Friday, September 17, 2021

‘Russian National Identity in a Certain Sense is International,’ Fabrikant Says

Paul Goble

            Staunton, Sept. 15 – However paradoxical it may seem, Margarita Fabrikant says, growing pride in Russia among residents of the Russian Federation has been accompanied by growing trust in members of non-Russian nationalities who clearly identify as such than toward others who do not.

            That was not the focus of research conducted by the Higher School of Economics based on the findings of the World Values Survey and the European Values Survey.
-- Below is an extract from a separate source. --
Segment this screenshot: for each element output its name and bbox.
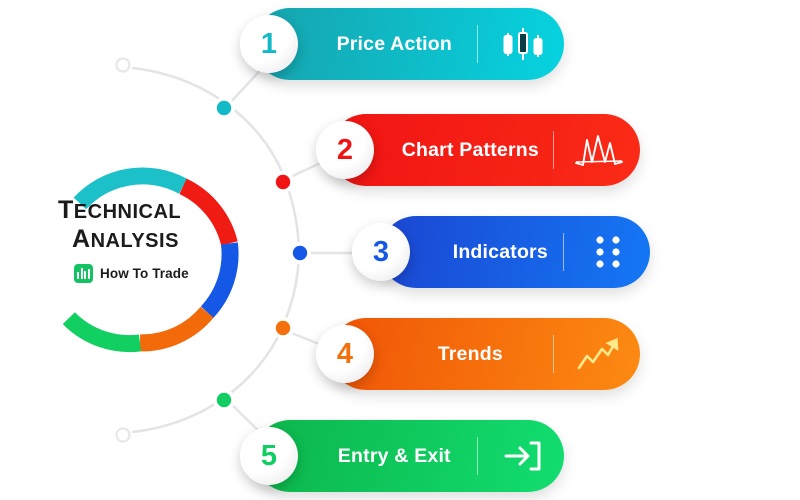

Instead, her investigation traced the interrelationships between growing national pride among Russians and trust in key institutions (iq.hse.ru/news/501065910.html).

            Fabrikant says that, on the one hand, Russians follow the pattern typical of many advanced countries where greater national pride leads to greater trust in institutions, but that, on the other, Russia has seen far more radical and rapid shifts in the amount of national pride and this has had an impact on the trust they display to many institutions.

            She found that “national pride in Russia has a stronger link with institutional trust” than in many countries and that “the greater national pride becomes, then the lower becomes trust to outsides and conversely,” the lower national pride is, the greater trust there is to institutions felt to be extra-national.

            “As was expected,” Fabrikant says, “the link between national pride and trust to all types of institutions in Russia turned out to be positive and, in the majority of cases, statistically significant.” The strongest correlation was between pride and the armed forces, then to the parliament and political parties, and only then to public organizations.

            That pattern is typical for most countries. Russia differs in that the level of pride appears to have greater impact on the size of expressions of trust in these institutions than is the case elsewhere. “Positive links were found regarding trust in the family, neighbors, and acquaintances and weaker and insignificant in trust to people of different religions, and negative to outsiders.”

            “Nevertheless and unexpectedly,” Fabrikant says, “the correlation between trust in people of a different nationality is positive,” a reflection of the fact that those who show trust in their own nations are viewed as more like Russians than those who are less closely tied to those communities.